Radium sorption on biotite; surface complexation modeling study

Abstract

The sorption of Ra on Olkiluoto biotite in the context of deep geological disposal of spent nuclear fuel was studied with isotherm batch sorption experiments. Ba was used as an analog for Ra in the experiments and modeling studies. A wide concentration range of Ra/Ba was used in the isotherm studies (2.6 x 10(-9) M to 1 x 10(-3) M) in addition to four different Olkiluoto reference groundwaters with salinity types ranging from fresh to saline. Experimental results show that both in the fresh and saline reference groundwaters, the distribution coefficients of Ra tend to decrease in the higher isotherm concentrations of Ba.

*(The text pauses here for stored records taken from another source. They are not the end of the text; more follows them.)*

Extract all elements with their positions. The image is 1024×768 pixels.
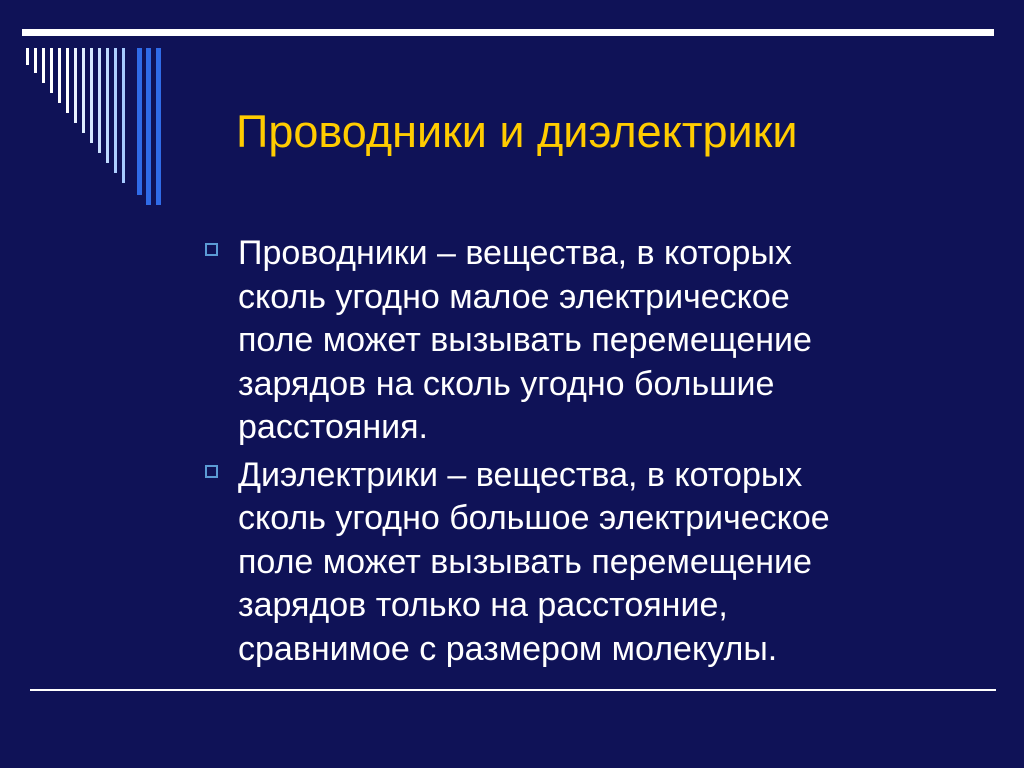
decor-bar bbox=[66, 48, 69, 113]
hollow-square-icon bbox=[205, 465, 218, 478]
decor-bar bbox=[50, 48, 53, 93]
decor-bar bbox=[90, 48, 93, 143]
bottom-rule bbox=[30, 689, 996, 691]
decor-bar bbox=[82, 48, 85, 133]
decor-bar bbox=[156, 48, 161, 205]
decor-bar bbox=[114, 48, 117, 173]
bullet-item bbox=[200, 232, 990, 450]
decor-bar bbox=[137, 48, 142, 195]
decor-bar bbox=[146, 48, 151, 205]
slide-title: Проводники и диэлектрики bbox=[236, 106, 798, 157]
decor-bar bbox=[74, 48, 77, 123]
decor-bar bbox=[98, 48, 101, 153]
decor-bar bbox=[122, 48, 125, 183]
decor-bar bbox=[26, 48, 29, 65]
bullet-text: Проводники – вещества, в которых сколь угодно малое электрическое поле может вызывать перемещение зарядов на сколь угодно большие расстояния. bbox=[238, 234, 812, 446]
decor-bar bbox=[58, 48, 61, 103]
decor-bar bbox=[34, 48, 37, 73]
bullet-text: Диэлектрики – вещества, в которых сколь угодно большое электрическое поле может вызывать перемещение зарядов только на расстояние, сравнимое с размером молекулы. bbox=[238, 455, 830, 668]
bullet-list bbox=[200, 232, 990, 675]
bullet-item bbox=[200, 454, 990, 672]
decor-bar bbox=[106, 48, 109, 163]
hollow-square-icon bbox=[205, 243, 218, 256]
decorative-bars bbox=[0, 0, 180, 220]
decor-bar bbox=[42, 48, 45, 83]
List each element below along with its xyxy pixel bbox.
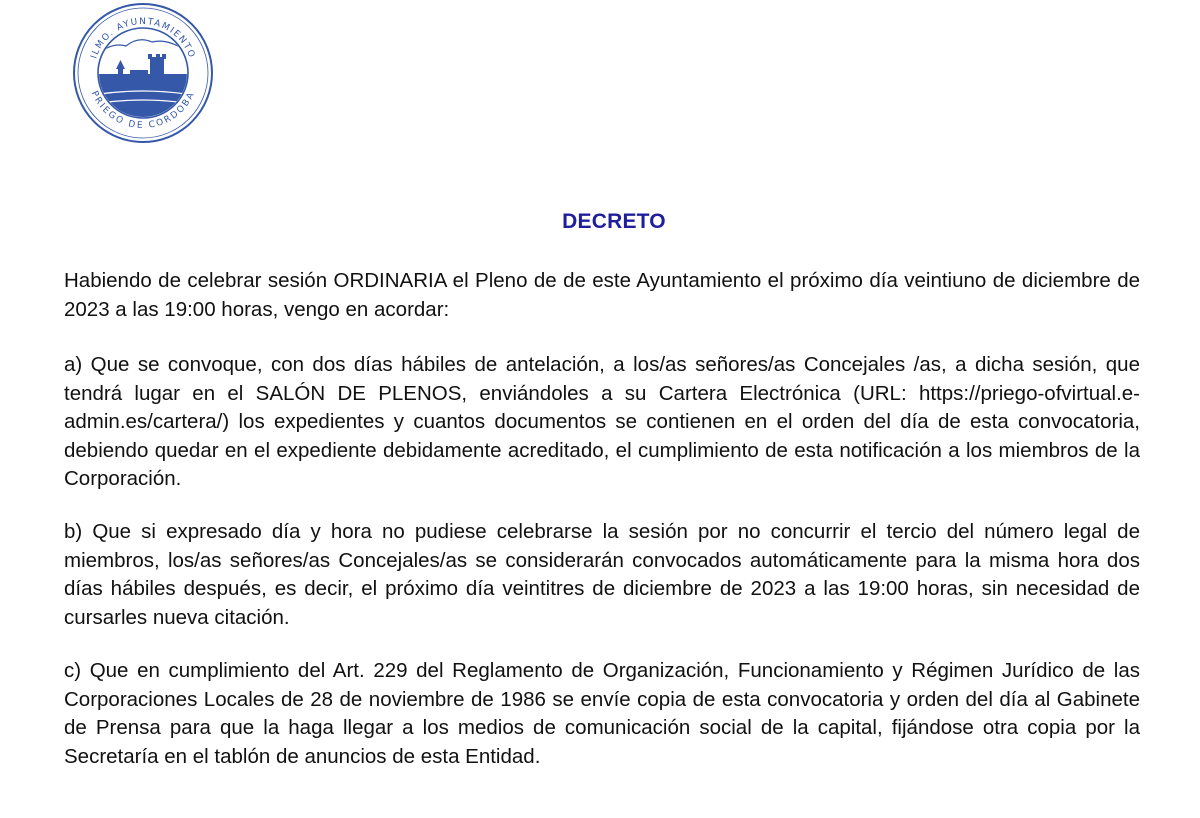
seal-emblem-icon — [72, 2, 214, 144]
document-title: DECRETO — [562, 210, 666, 233]
paragraph-a: a) Que se convoque, con dos días hábiles de antelación, a los/as señores/as Concejales /as, a dicha sesión, que tendrá lugar en el SALÓN DE PLENOS, enviándoles a su Cartera Electrónica (URL: https://priego-ofvirtual.e-admin.es/cartera/) los expedientes y cuantos documentos se contienen en el orden del día de esta convocatoria, debiendo quedar en el expediente debidamente acreditado, el cumplimiento de esta notificación a los miembros de la Corporación. — [64, 353, 1140, 490]
paragraph-b: b) Que si expresado día y hora no pudiese celebrarse la sesión por no concurrir el tercio del número legal de miembros, los/as señores/as Concejales/as se considerarán convocados automáticamente para la misma hora dos días hábiles después, es decir, el próximo día veintitres de diciembre de 2023 a las 19:00 horas, sin necesidad de cursarles nueva citación. — [64, 520, 1140, 629]
paragraph-c: c) Que en cumplimiento del Art. 229 del Reglamento de Organización, Funcionamiento y Régimen Jurídico de las Corporaciones Locales de 28 de noviembre de 1986 se envíe copia de esta convocatoria y orden del día al Gabinete de Prensa para que la haga llegar a los medios de comunicación social de la capital, fijándose otra copia por la Secretaría en el tablón de anuncios de esta Entidad. — [64, 659, 1140, 768]
seal-bottom-text: PRIEGO DE CORDOBA — [88, 89, 198, 132]
svg-text:ILMO. AYUNTAMIENTO — [89, 17, 196, 60]
intro-paragraph: Habiendo de celebrar sesión ORDINARIA el Pleno de de este Ayuntamiento el próximo día veintiuno de diciembre de 2023 a las 19:00 horas, vengo en acordar: — [64, 269, 1140, 321]
seal-top-text: ILMO. AYUNTAMIENTO — [89, 16, 197, 61]
municipal-seal — [72, 2, 214, 144]
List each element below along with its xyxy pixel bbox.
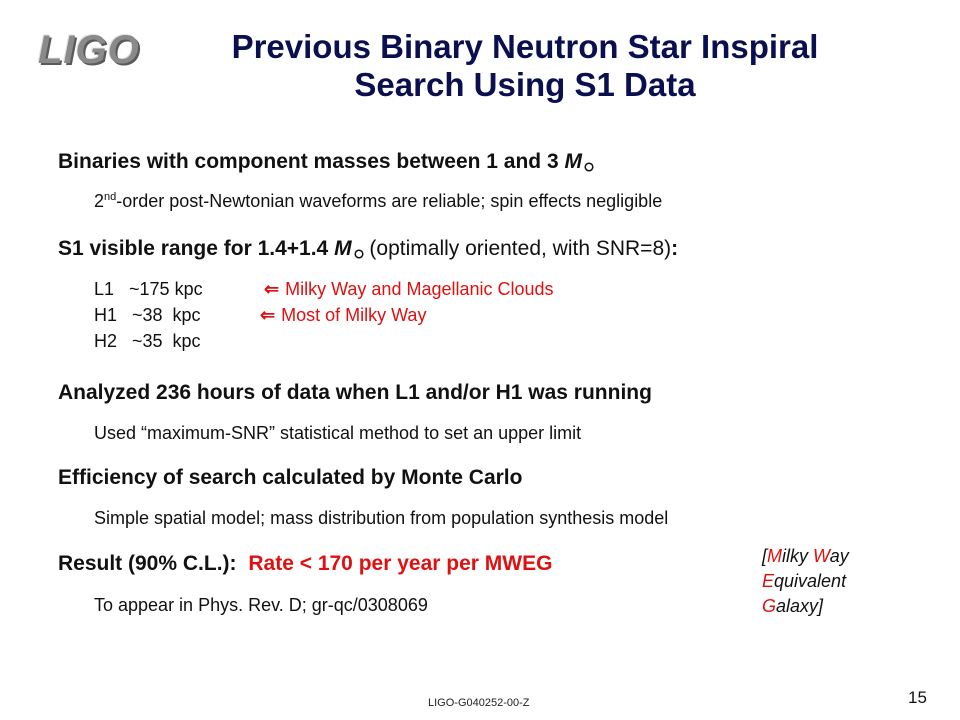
bullet-analyzed: Analyzed 236 hours of data when L1 and/or H1 was running xyxy=(58,381,652,404)
ligo-logo: LIGO xyxy=(38,28,140,72)
sun-symbol-icon xyxy=(584,162,594,172)
bullet-efficiency-sub: Simple spatial model; mass distribution from population synthesis model xyxy=(94,508,669,528)
range-note: Most of Milky Way xyxy=(281,305,427,325)
waveform-note: -order post-Newtonian waveforms are reliable; spin effects negligible xyxy=(116,191,663,211)
title-line-2: Search Using S1 Data xyxy=(354,66,696,103)
range-line-h2 xyxy=(94,328,554,354)
range-line-l1 xyxy=(94,276,554,302)
bullet-analyzed-sub: Used “maximum-SNR” statistical method to set an upper limit xyxy=(94,423,582,443)
order-number: 2 xyxy=(94,191,105,211)
left-arrow-icon: ⇐ xyxy=(260,305,276,325)
result-value: Rate < 170 per year per MWEG xyxy=(248,552,553,575)
range-list xyxy=(94,276,554,354)
document-id: LIGO-G040252-00-Z xyxy=(428,697,530,709)
range-condition: (optimally oriented, with SNR=8) xyxy=(369,237,672,260)
page-number: 15 xyxy=(908,688,927,707)
mass-symbol: M xyxy=(334,237,352,260)
bullet-result xyxy=(58,552,552,576)
bullet-masses-sub xyxy=(94,188,662,214)
sun-symbol-icon xyxy=(354,249,364,259)
title-line-1: Previous Binary Neutron Star Inspiral xyxy=(231,28,819,65)
bullet-result-sub: To appear in Phys. Rev. D; gr-qc/0308069 xyxy=(94,595,428,615)
range-label: H2 ~35 kpc xyxy=(94,331,201,351)
range-label: L1 ~175 kpc xyxy=(94,279,203,299)
range-label: H1 ~38 kpc xyxy=(94,305,201,325)
bullet-masses-text: Binaries with component masses between 1 and 3 xyxy=(58,150,559,173)
range-note: Milky Way and Magellanic Clouds xyxy=(285,279,554,299)
bullet-range: S1 visible range for 1.4+1.4 M (optimally oriented, with SNR=8): xyxy=(58,237,679,260)
mweg-note: [Milky Way Equivalent Galaxy] xyxy=(762,546,849,616)
bullet-range-text: S1 visible range for 1.4+1.4 xyxy=(58,237,329,260)
bullet-masses xyxy=(58,150,594,174)
slide-title xyxy=(160,28,890,104)
result-label: Result (90% C.L.): xyxy=(58,552,237,575)
bullet-efficiency: Efficiency of search calculated by Monte Carlo xyxy=(58,466,523,489)
range-line-h1 xyxy=(94,302,554,328)
left-arrow-icon: ⇐ xyxy=(264,279,280,299)
mass-symbol: M xyxy=(564,150,582,173)
order-suffix: nd xyxy=(104,191,117,203)
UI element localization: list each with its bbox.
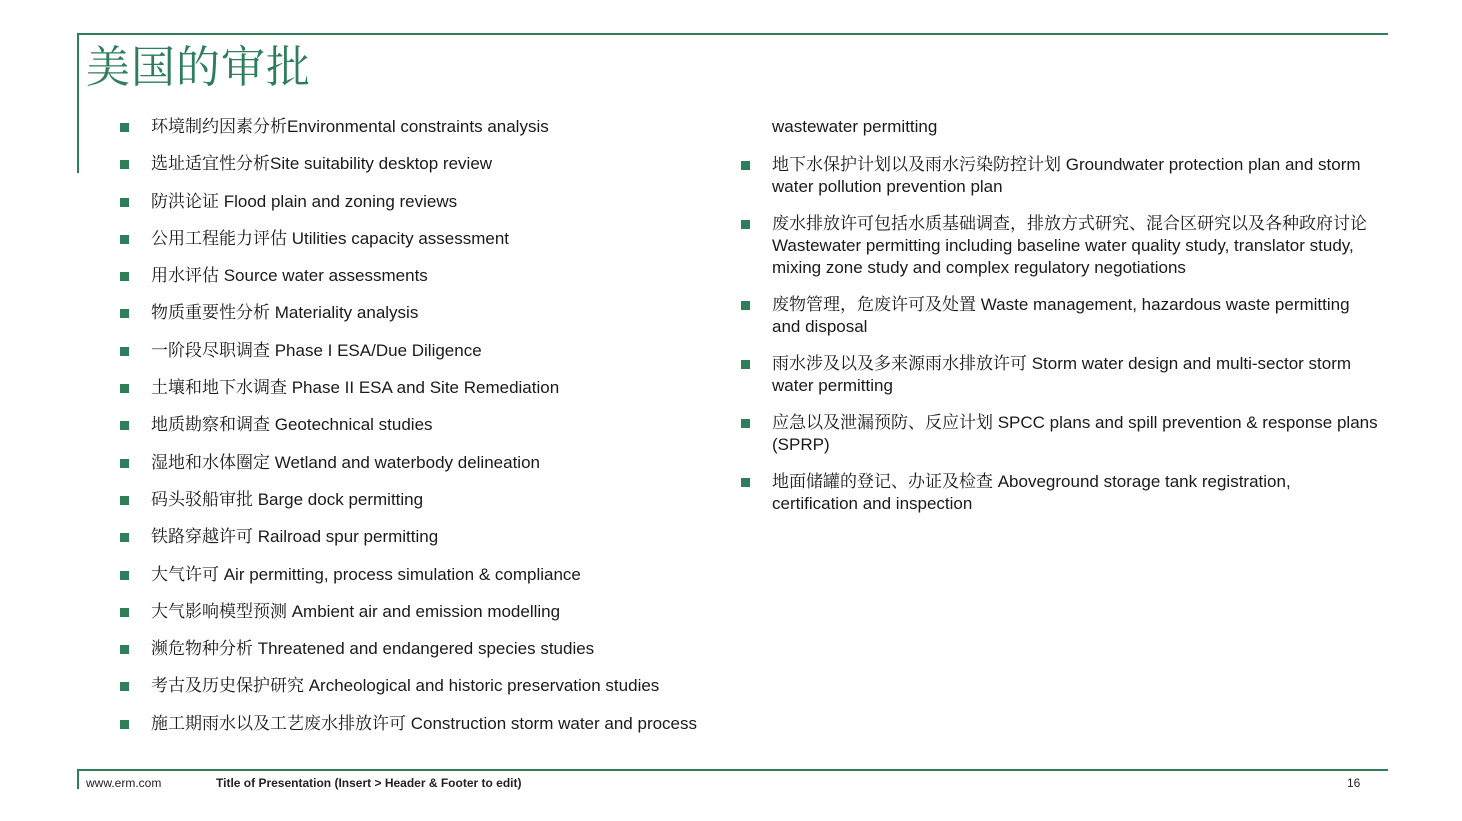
left-bullet-list [118,116,758,750]
left-rule [77,33,79,173]
list-item: 应急以及泄漏预防、反应计划 SPCC plans and spill prevention & response plans (SPRP) [739,412,1379,456]
footer-presentation-title: Title of Presentation (Insert > Header & Footer to edit) [216,776,522,790]
list-item: 防洪论证 Flood plain and zoning reviews [118,191,758,228]
square-bullet-icon [120,235,129,244]
square-bullet-icon [120,421,129,430]
square-bullet-icon [120,347,129,356]
square-bullet-icon [120,123,129,132]
right-bullet-list [739,116,1379,530]
list-item: 大气许可 Air permitting, process simulation & compliance [118,564,758,601]
list-item: 选址适宜性分析Site suitability desktop review [118,153,758,190]
list-item: 废物管理，危废许可及处置 Waste management, hazardous waste permitting and disposal [739,294,1379,338]
top-rule [77,33,1388,35]
square-bullet-icon [120,682,129,691]
list-item: 铁路穿越许可 Railroad spur permitting [118,526,758,563]
square-bullet-icon [120,272,129,281]
list-item: 环境制约因素分析Environmental constraints analysis [118,116,758,153]
footer-url: www.erm.com [86,776,162,790]
square-bullet-icon [120,459,129,468]
footer-left-rule [77,769,79,789]
square-bullet-icon [120,496,129,505]
square-bullet-icon [120,645,129,654]
list-item: 濒危物种分析 Threatened and endangered species studies [118,638,758,675]
list-item: 一阶段尽职调查 Phase I ESA/Due Diligence [118,340,758,377]
list-item: 施工期雨水以及工艺废水排放许可 Construction storm water and process [118,713,758,750]
list-item: 地面储罐的登记、办证及检查 Aboveground storage tank registration, certification and inspection [739,471,1379,515]
square-bullet-icon [741,220,750,229]
square-bullet-icon [120,198,129,207]
list-item: 考古及历史保护研究 Archeological and historic preservation studies [118,675,758,712]
list-item: 用水评估 Source water assessments [118,265,758,302]
list-item: 土壤和地下水调查 Phase II ESA and Site Remediation [118,377,758,414]
list-item-continuation: wastewater permitting [772,117,938,136]
footer-rule [77,769,1388,771]
square-bullet-icon [120,608,129,617]
square-bullet-icon [741,301,750,310]
square-bullet-icon [741,161,750,170]
list-item: 地下水保护计划以及雨水污染防控计划 Groundwater protection plan and storm water pollution prevention plan [739,154,1379,198]
square-bullet-icon [741,478,750,487]
square-bullet-icon [120,571,129,580]
list-item: 物质重要性分析 Materiality analysis [118,302,758,339]
list-item: 码头驳船审批 Barge dock permitting [118,489,758,526]
list-item: 大气影响模型预测 Ambient air and emission modelling [118,601,758,638]
list-item: 地质勘察和调查 Geotechnical studies [118,414,758,451]
list-item: 雨水涉及以及多来源雨水排放许可 Storm water design and multi-sector storm water permitting [739,353,1379,397]
square-bullet-icon [741,360,750,369]
list-item: 废水排放许可包括水质基础调查，排放方式研究、混合区研究以及各种政府讨论 Wastewater permitting including baseline water quality study, translator study, mixing zone study and complex regulatory negotiations [739,213,1379,279]
square-bullet-icon [741,419,750,428]
slide-title: 美国的审批 [86,42,311,93]
square-bullet-icon [120,160,129,169]
square-bullet-icon [120,384,129,393]
page-number: 16 [1347,776,1361,790]
square-bullet-icon [120,533,129,542]
list-item: 湿地和水体圈定 Wetland and waterbody delineation [118,452,758,489]
square-bullet-icon [120,720,129,729]
square-bullet-icon [120,309,129,318]
list-item: 公用工程能力评估 Utilities capacity assessment [118,228,758,265]
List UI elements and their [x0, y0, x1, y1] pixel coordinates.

With one reference groundwater, the distribution coefficients increased with the concentration of Ba due to significant coprecipitation of Ra. With the fresh reference groundwaters, the distribution coefficients of Ra were consistently approximately one order of magnitude lower than in the saline reference groundwater. A PHREEQC multi-site complexation model coupled with an optimization tool in Python was used to interpret the experimental Ra sorption results. Molecular modeling with CASTEP code implemented into Materials Studio was used to update the PHREEQC model with more realistic biotite sorption site density data. It was observed that while the multi-site model predicts the sorption of Ra well in lower isotherm concentrations, auxiliary reactions of Ra disrupt the model in high Ba isotherm concentrations. The experimental and modeled distribution coefficient data of Ra on biotite can be used in the safety case calculations of the deep geological disposal of spent nuclear fuel in Finland and Sweden.